- 2 pounds boneless lamb shoulder, cut into 1 ½ inch pieces, fat trimmed
- Kosher salt, to taste
- 2 tablespoons olive oil
- 1 large onion, chopped
- 2 carrots, chopped
- 14 ounces canned chopped tomatoes
- 1 cup chicken stock
- 1 1/2" piece fresh ginger, peeled, grated or chopped fine
- 2 cloves garlic, chopped
- 1/2 cup
- 2 tablespoons tomato paste
- 1 cinnamon stick (or 1 tsp. ground cinnamon)
- 1 teaspoon ground cumin
- 1 teaspoon paprika
- 1/2 teaspoon black pepper, ground
- 1/4 teaspoon ground cardamom
- 1/2 small red onion, sliced thin
- 1 cup fresh mint leaves
- Juice of ½ lemon
Heat oil in a large pan over medium high heat. Sear and brown all sides of the lamb working in batches to not crowd the pan. Once browned, add the lamb to the slow cooker.
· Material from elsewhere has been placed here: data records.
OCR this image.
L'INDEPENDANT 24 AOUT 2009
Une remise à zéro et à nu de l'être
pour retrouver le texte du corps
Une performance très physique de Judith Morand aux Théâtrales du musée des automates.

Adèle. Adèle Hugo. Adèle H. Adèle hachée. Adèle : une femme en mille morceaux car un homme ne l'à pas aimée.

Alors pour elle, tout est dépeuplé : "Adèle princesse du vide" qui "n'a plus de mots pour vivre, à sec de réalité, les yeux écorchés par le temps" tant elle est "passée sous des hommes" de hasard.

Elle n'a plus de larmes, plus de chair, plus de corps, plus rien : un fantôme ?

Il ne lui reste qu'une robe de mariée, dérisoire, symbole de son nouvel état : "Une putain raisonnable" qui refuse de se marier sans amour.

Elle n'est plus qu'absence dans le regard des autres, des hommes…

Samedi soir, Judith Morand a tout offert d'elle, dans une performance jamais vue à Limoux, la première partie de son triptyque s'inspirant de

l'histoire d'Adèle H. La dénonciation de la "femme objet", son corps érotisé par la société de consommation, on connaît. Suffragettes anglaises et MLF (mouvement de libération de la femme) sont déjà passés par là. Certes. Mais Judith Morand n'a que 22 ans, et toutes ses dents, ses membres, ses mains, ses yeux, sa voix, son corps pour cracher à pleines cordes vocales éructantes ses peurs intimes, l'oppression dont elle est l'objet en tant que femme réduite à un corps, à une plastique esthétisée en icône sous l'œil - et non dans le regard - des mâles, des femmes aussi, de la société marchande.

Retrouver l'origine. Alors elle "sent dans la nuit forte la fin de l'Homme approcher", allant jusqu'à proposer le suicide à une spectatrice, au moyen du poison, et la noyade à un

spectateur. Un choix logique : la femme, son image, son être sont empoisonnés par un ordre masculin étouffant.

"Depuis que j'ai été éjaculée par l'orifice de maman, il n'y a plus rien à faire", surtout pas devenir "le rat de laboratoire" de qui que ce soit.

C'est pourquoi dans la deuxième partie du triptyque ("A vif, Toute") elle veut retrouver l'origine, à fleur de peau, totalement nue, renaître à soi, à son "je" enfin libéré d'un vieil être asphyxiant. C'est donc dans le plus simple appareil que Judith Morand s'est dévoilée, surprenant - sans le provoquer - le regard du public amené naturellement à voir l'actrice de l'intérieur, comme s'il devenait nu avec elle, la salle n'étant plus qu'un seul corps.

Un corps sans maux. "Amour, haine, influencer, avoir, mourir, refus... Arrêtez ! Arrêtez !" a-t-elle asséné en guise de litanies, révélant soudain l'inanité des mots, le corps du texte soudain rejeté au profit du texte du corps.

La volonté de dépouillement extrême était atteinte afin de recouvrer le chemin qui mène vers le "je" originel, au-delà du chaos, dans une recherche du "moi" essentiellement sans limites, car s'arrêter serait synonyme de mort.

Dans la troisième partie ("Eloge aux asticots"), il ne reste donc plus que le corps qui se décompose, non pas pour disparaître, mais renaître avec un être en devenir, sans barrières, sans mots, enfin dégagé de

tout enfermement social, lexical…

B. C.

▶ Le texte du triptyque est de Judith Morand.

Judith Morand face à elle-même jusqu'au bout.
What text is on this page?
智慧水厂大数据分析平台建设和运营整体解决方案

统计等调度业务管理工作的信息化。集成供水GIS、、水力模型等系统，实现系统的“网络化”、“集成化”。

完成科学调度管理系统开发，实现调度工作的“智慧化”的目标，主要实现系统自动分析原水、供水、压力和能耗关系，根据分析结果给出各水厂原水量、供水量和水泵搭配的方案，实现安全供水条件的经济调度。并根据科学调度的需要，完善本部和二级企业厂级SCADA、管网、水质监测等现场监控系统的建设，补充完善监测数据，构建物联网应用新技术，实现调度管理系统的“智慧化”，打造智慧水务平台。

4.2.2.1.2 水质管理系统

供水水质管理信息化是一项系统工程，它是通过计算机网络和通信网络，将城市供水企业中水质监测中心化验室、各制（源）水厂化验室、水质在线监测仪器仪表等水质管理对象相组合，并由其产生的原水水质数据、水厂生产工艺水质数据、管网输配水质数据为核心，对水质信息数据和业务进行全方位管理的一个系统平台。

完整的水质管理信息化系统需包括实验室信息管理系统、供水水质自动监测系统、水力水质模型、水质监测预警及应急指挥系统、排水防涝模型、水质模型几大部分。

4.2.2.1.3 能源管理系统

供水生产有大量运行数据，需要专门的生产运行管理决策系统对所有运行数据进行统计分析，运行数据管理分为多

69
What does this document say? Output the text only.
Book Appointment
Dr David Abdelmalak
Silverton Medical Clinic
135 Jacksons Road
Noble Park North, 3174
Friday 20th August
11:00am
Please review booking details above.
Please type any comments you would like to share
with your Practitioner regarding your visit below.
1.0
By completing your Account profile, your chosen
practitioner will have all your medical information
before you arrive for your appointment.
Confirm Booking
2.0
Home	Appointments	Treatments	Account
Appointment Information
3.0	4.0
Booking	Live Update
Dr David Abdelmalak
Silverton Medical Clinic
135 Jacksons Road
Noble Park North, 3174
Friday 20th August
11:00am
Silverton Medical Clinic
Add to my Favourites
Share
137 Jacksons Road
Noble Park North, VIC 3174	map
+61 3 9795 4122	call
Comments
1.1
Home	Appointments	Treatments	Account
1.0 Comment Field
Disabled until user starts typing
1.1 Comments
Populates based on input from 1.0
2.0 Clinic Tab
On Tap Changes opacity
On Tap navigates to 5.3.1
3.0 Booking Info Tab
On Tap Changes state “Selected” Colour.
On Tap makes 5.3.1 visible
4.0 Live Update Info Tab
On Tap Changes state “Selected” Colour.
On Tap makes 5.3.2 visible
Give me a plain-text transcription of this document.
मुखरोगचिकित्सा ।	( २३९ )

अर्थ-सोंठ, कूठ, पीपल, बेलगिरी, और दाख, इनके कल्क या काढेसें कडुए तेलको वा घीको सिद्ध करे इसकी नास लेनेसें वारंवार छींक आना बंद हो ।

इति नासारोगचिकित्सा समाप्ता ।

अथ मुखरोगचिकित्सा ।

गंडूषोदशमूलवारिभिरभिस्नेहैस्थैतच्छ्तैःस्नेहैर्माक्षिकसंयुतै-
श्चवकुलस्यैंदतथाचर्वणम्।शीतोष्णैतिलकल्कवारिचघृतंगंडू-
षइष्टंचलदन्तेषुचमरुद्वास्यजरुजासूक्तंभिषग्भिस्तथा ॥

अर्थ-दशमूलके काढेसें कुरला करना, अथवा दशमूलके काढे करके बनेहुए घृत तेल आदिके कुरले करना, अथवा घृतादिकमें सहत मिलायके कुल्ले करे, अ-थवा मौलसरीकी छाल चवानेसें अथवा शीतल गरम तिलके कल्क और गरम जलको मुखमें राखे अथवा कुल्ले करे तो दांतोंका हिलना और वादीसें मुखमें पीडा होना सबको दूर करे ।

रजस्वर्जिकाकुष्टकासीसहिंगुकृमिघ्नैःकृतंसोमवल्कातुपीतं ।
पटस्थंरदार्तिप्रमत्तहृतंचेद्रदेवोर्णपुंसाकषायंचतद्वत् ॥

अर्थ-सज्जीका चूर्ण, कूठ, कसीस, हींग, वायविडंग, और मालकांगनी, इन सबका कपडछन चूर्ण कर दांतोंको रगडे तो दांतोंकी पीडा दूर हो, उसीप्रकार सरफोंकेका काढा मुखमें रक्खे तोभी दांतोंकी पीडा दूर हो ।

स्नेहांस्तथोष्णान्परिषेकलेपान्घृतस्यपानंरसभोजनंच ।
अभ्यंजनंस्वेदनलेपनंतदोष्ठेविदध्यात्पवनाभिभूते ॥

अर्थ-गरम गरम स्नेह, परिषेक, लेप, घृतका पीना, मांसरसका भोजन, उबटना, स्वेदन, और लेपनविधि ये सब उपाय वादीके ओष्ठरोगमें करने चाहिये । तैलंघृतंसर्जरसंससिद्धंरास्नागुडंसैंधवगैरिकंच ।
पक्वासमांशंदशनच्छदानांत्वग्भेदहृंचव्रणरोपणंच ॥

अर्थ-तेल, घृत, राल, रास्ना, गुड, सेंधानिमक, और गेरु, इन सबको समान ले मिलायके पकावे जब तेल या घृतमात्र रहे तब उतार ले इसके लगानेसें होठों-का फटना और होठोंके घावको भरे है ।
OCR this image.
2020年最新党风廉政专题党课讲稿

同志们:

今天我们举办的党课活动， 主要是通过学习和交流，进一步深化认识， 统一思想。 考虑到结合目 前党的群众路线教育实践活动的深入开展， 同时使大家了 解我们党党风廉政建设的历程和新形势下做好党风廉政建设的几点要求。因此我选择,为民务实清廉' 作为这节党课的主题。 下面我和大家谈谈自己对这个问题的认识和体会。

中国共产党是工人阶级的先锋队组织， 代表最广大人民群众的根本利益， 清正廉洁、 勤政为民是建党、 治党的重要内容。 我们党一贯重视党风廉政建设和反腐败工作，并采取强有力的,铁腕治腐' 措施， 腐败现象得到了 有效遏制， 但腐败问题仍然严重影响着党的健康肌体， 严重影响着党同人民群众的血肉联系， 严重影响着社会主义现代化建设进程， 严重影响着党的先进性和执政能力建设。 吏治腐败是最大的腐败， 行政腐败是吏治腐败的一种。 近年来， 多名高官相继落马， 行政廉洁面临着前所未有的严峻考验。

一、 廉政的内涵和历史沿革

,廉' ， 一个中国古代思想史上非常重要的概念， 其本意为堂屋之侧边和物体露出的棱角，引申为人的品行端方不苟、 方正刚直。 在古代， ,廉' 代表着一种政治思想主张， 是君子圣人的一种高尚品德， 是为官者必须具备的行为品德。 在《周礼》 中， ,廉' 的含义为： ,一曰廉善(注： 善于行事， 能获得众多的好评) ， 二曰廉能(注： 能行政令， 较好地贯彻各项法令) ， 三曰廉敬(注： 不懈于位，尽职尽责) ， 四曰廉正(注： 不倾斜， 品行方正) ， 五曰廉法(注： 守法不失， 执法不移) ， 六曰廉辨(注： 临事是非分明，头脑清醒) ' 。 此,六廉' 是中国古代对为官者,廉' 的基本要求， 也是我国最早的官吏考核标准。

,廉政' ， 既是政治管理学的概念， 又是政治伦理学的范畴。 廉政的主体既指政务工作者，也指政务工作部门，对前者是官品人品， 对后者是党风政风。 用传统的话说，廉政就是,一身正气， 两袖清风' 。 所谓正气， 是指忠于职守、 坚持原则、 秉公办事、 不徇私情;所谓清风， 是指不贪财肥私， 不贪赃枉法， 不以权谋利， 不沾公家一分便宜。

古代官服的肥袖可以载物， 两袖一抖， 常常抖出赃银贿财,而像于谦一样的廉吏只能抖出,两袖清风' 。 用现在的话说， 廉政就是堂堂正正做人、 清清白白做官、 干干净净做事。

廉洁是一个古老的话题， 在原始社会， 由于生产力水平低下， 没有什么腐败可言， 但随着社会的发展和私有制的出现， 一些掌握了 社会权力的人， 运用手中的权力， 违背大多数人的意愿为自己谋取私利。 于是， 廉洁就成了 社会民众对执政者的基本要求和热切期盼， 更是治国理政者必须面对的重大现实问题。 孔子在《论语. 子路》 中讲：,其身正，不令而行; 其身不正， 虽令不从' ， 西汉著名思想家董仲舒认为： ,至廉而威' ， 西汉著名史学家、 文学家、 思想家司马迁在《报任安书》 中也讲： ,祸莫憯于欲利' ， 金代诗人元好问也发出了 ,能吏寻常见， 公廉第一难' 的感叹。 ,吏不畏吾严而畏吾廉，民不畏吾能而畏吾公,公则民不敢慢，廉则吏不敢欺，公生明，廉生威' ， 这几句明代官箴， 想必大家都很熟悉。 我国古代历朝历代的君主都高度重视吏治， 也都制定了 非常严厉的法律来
In the pan that you seared the lamb in, sauté the onion and carrots until browned. Once browned add the vegetables to the slow cooker.
To deglaze the hot pan that was used for searing, add the tomatoes and stock. Stir and scrape the liquid until everything is loosened and add the liquid to the slow cooker. Next add the ginger, garlic, Craisins, tomato paste, cinnamon, cumin, paprika, black pepper and cardamom to the slow cooker. Stir everything until well mixed.
Add a lid to the slow cooker and cook on low for 6 hours (or high for 4 hours) or until the lamb is tender.
When the lamb is almost ready, combine the onions, mint and lemon juice.
To serve ladle the lamb mixture into bowls and top with the fresh mint salad.